C'est ensuite de partir de l'axiome suivant : "la vie sociale ne relève pas pour un être humain de l'avoir, mais de l'être" (p. 39) ; sa privation par effet de la perte d'une activité professionnelle affecte donc l'être psychique du chômeur, notamment en termes de culpabilisation et de honte. Pour son entourage, pris de peur projective, elle se décline en rejet et en haine.
Les deux premières parties de l'ouvrage, pour moi les plus intéressantes, tracent, à partir de l'enfance et particulièrement de l'entrée à l'école, le parcours créateur des deux "branches de la colonne vertébrale psychique", la branche privée fondée sur l'affectif et la branche sociale fondée sur "le faire". L'image de soi, l'estime de soi, à travers l'école et ensuite par transposition identique dans le lieu de travail, sont redevables de cette logique du "faire" qui est mise à mal à la fois par une recherche d'emploi frustrante et éventuellement révisée à la baisse, par l'injonction "c'est ça ou rien !" et a fortiori par la "mise à mort sociale" que constitue le chômage.

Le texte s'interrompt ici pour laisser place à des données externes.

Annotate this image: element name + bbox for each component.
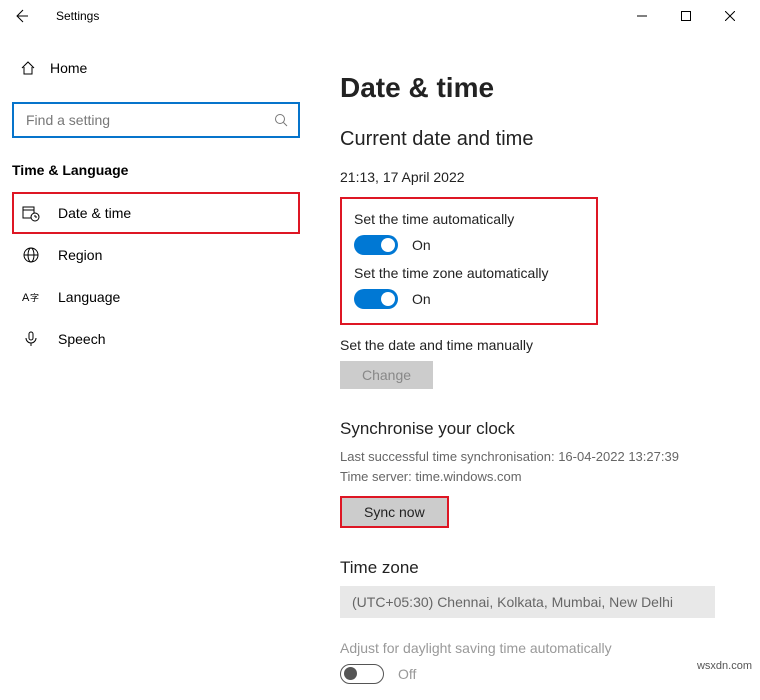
- section-title: Current date and time: [340, 128, 728, 151]
- sidebar-item-region[interactable]: Region: [12, 234, 300, 276]
- auto-time-label: Set the time automatically: [354, 211, 584, 227]
- sync-server: Time server: time.windows.com: [340, 467, 728, 487]
- sidebar: Home Time & Language Date & time Region …: [0, 32, 312, 700]
- home-icon: [20, 60, 36, 76]
- daylight-state: Off: [398, 666, 416, 682]
- svg-text:A: A: [22, 292, 30, 304]
- auto-tz-label: Set the time zone automatically: [354, 265, 584, 281]
- search-icon: [274, 113, 288, 127]
- timezone-title: Time zone: [340, 558, 728, 578]
- current-datetime: 21:13, 17 April 2022: [340, 169, 728, 185]
- maximize-icon: [681, 11, 691, 21]
- category-heading: Time & Language: [12, 162, 300, 178]
- minimize-icon: [637, 11, 647, 21]
- auto-settings-group: Set the time automatically On Set the ti…: [340, 197, 598, 325]
- auto-tz-state: On: [412, 291, 431, 307]
- sync-title: Synchronise your clock: [340, 419, 728, 439]
- sidebar-item-label: Language: [58, 289, 120, 305]
- change-button[interactable]: Change: [340, 361, 433, 389]
- home-label: Home: [50, 60, 87, 76]
- auto-time-toggle[interactable]: [354, 235, 398, 255]
- sidebar-item-label: Date & time: [58, 205, 131, 221]
- title-bar: Settings: [0, 0, 760, 32]
- sidebar-item-speech[interactable]: Speech: [12, 318, 300, 360]
- back-arrow-icon: [14, 8, 30, 24]
- page-title: Date & time: [340, 72, 728, 104]
- sync-last: Last successful time synchronisation: 16…: [340, 447, 728, 467]
- daylight-toggle[interactable]: [340, 664, 384, 684]
- main-content: Date & time Current date and time 21:13,…: [312, 32, 760, 700]
- auto-tz-toggle[interactable]: [354, 289, 398, 309]
- home-nav[interactable]: Home: [12, 52, 300, 84]
- globe-icon: [22, 246, 40, 264]
- minimize-button[interactable]: [620, 0, 664, 32]
- close-icon: [725, 11, 735, 21]
- sidebar-item-label: Region: [58, 247, 102, 263]
- manual-label: Set the date and time manually: [340, 337, 728, 353]
- calendar-clock-icon: [22, 204, 40, 222]
- sync-now-button[interactable]: Sync now: [340, 496, 449, 528]
- back-button[interactable]: [8, 2, 36, 30]
- close-button[interactable]: [708, 0, 752, 32]
- search-input[interactable]: [24, 111, 266, 129]
- sidebar-item-label: Speech: [58, 331, 105, 347]
- sidebar-item-date-time[interactable]: Date & time: [12, 192, 300, 234]
- watermark: wsxdn.com: [697, 660, 752, 672]
- search-box[interactable]: [12, 102, 300, 138]
- auto-time-state: On: [412, 237, 431, 253]
- microphone-icon: [22, 330, 40, 348]
- sidebar-item-language[interactable]: A字 Language: [12, 276, 300, 318]
- timezone-select[interactable]: (UTC+05:30) Chennai, Kolkata, Mumbai, Ne…: [340, 586, 715, 618]
- app-title: Settings: [56, 9, 99, 23]
- language-icon: A字: [22, 288, 40, 306]
- daylight-label: Adjust for daylight saving time automati…: [340, 640, 728, 656]
- svg-text:字: 字: [30, 292, 39, 303]
- maximize-button[interactable]: [664, 0, 708, 32]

Il est toujours important, dans cet ouvrage, de tenir compte à la fois des effets avérés de la crise - chômage, pauvreté, précarité, perte de logement, malnutrition - et des craintes de sombrer un jour dans une telle situation ; de la même manière, la psychologue tient compte autant de la représentation individuelle de tels événements et peurs que de l'évolution des représentations sociales desdits, qui hélas vont dans le sens d'une culpabilisation croissante des victimes, d'une désolidarisation avec elles, ces involutions comportant enfin des conséquences politiques dangereuses et de mauvaise foi.
La cinquième et dernière partie affronte de façon assez inattendue la question du "silence face à la crise". En effet s'opère un retour sur la sphère du privé "otage de la crise", en particulier au sein des familles et de la vie de couple, avec différentes facettes des non-dits, et enfin dans le silence public est analysé celui des politiques et celui des "psys" sur des tons aussi engagés dans les deux cas.

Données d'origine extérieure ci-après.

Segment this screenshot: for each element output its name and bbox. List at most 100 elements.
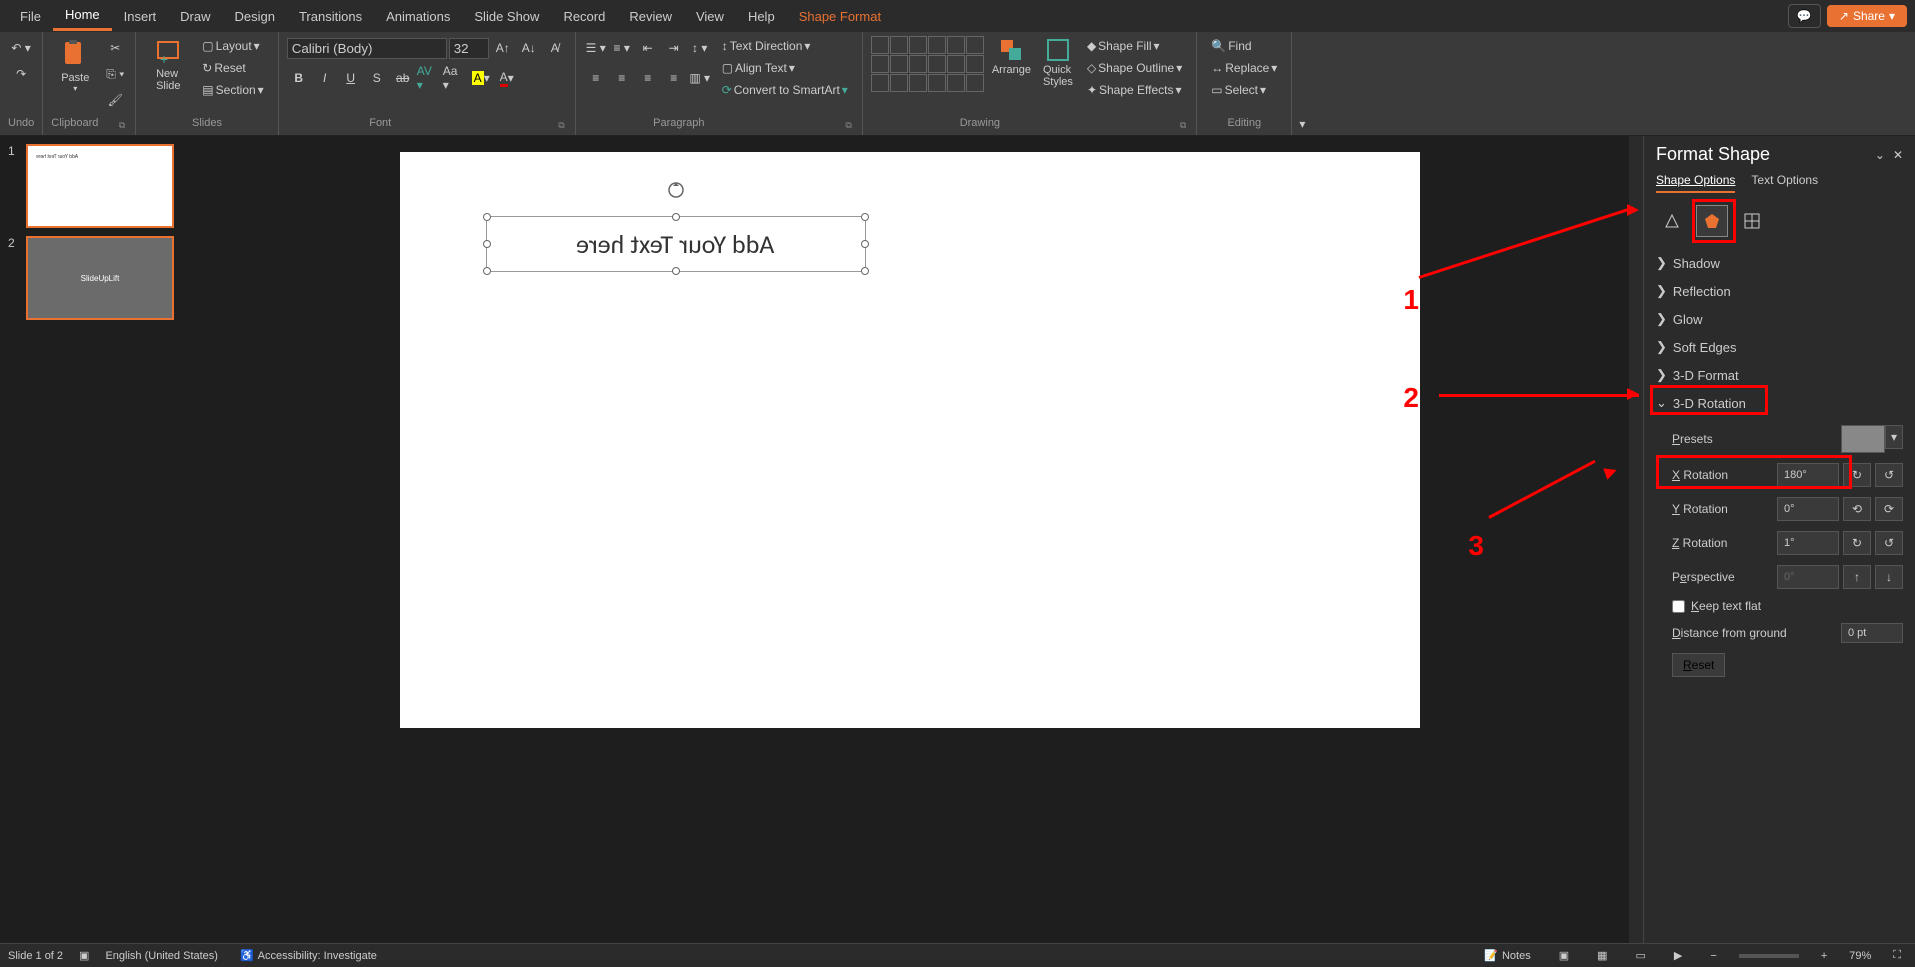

Le style de l'ouvrage est à la fois très discursif, d'accès aisé (phrases claires, plan lisible, typographie aérée), au ton qui évite autant que possible la polémique, qui privilégie des observations irréfutables avec parfois des données quantitatives à l'appui (surtout concernant la hausse de la pauvreté), et en même temps fort d'un engagement appuyé, en particulier dans sa démarche et dans ses conclusions.

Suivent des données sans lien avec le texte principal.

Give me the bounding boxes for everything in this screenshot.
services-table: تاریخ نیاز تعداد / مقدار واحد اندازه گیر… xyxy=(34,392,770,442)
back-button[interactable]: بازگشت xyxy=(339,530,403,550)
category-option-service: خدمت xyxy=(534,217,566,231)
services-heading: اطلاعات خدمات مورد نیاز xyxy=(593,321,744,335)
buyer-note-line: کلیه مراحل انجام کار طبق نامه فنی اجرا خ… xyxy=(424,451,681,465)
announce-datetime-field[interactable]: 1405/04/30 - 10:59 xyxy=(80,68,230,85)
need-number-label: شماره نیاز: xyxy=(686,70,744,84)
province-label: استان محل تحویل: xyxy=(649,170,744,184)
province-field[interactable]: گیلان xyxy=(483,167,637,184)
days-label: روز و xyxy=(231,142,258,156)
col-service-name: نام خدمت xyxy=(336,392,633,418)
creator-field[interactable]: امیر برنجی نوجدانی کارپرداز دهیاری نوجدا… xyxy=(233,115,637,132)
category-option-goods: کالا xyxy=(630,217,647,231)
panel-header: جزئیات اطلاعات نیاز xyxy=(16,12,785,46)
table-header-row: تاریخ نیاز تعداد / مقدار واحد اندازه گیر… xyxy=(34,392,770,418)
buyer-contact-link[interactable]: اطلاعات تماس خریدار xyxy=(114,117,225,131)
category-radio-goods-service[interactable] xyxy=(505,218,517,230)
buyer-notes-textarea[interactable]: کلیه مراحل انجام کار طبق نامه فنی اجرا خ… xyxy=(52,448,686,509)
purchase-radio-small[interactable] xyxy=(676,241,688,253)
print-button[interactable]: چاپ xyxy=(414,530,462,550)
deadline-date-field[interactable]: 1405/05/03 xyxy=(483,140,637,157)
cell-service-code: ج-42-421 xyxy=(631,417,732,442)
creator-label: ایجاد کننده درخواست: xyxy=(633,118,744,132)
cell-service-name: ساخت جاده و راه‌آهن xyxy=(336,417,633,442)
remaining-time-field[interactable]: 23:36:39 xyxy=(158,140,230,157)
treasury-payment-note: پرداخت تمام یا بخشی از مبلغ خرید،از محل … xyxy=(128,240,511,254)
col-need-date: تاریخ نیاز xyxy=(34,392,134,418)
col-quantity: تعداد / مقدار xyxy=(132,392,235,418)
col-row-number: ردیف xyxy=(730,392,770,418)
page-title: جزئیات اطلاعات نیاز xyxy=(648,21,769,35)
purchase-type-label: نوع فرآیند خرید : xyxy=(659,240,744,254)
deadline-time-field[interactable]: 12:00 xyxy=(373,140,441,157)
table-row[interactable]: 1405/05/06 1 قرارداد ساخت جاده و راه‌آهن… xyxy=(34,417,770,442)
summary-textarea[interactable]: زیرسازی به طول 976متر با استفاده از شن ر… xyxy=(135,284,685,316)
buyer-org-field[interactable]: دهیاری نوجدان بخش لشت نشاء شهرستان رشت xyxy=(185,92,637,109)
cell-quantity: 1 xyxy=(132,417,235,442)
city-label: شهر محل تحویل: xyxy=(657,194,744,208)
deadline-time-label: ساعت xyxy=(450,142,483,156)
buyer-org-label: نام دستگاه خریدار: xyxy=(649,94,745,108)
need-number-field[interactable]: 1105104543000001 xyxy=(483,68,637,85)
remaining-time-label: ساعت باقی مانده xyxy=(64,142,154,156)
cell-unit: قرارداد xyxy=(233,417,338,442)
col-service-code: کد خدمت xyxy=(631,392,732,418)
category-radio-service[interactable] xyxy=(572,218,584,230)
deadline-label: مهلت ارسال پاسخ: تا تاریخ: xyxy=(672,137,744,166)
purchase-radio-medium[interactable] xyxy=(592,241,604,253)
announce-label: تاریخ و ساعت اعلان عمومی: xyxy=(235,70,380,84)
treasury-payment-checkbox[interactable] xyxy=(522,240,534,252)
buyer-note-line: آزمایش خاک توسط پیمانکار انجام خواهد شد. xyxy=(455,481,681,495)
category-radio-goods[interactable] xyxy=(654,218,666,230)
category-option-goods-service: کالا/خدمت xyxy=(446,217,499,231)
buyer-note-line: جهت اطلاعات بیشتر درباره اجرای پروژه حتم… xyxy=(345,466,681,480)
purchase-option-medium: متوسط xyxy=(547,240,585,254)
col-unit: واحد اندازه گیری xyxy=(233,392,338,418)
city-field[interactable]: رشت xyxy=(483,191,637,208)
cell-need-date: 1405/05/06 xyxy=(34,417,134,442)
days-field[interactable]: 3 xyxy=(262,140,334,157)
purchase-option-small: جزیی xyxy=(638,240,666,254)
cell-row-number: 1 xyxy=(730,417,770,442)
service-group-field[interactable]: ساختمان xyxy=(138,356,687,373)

Je vais imiter Le Régent, en concluant ma note sur une petite observation tout à fait marginale dans l'argumentation du livre, peut-être même relevant de la note de bas de page comme la sienne, motivée par ma propre réflexion plus que par la démonstration de l'auteure : ce qui relierait les deux branches de la colonne vertébrale psychique, ce serait ce questionnement très précoce de l'enfant sur les conséquences de son existence sur le bonheur du monde (d'abord celui de ses parents, s'ils l'ont désiré). Ce qui peut faire défaut aussi bien dans la branche privée que dans la branche sociale, notamment en cas de chômage, ce qui fait in fine s'écrouler l'édifice psychique individuel, c'est le basculement de la réponse à ce questionnement très archaïque. D'où la hausse vertigineuse des suicides en temps de crise.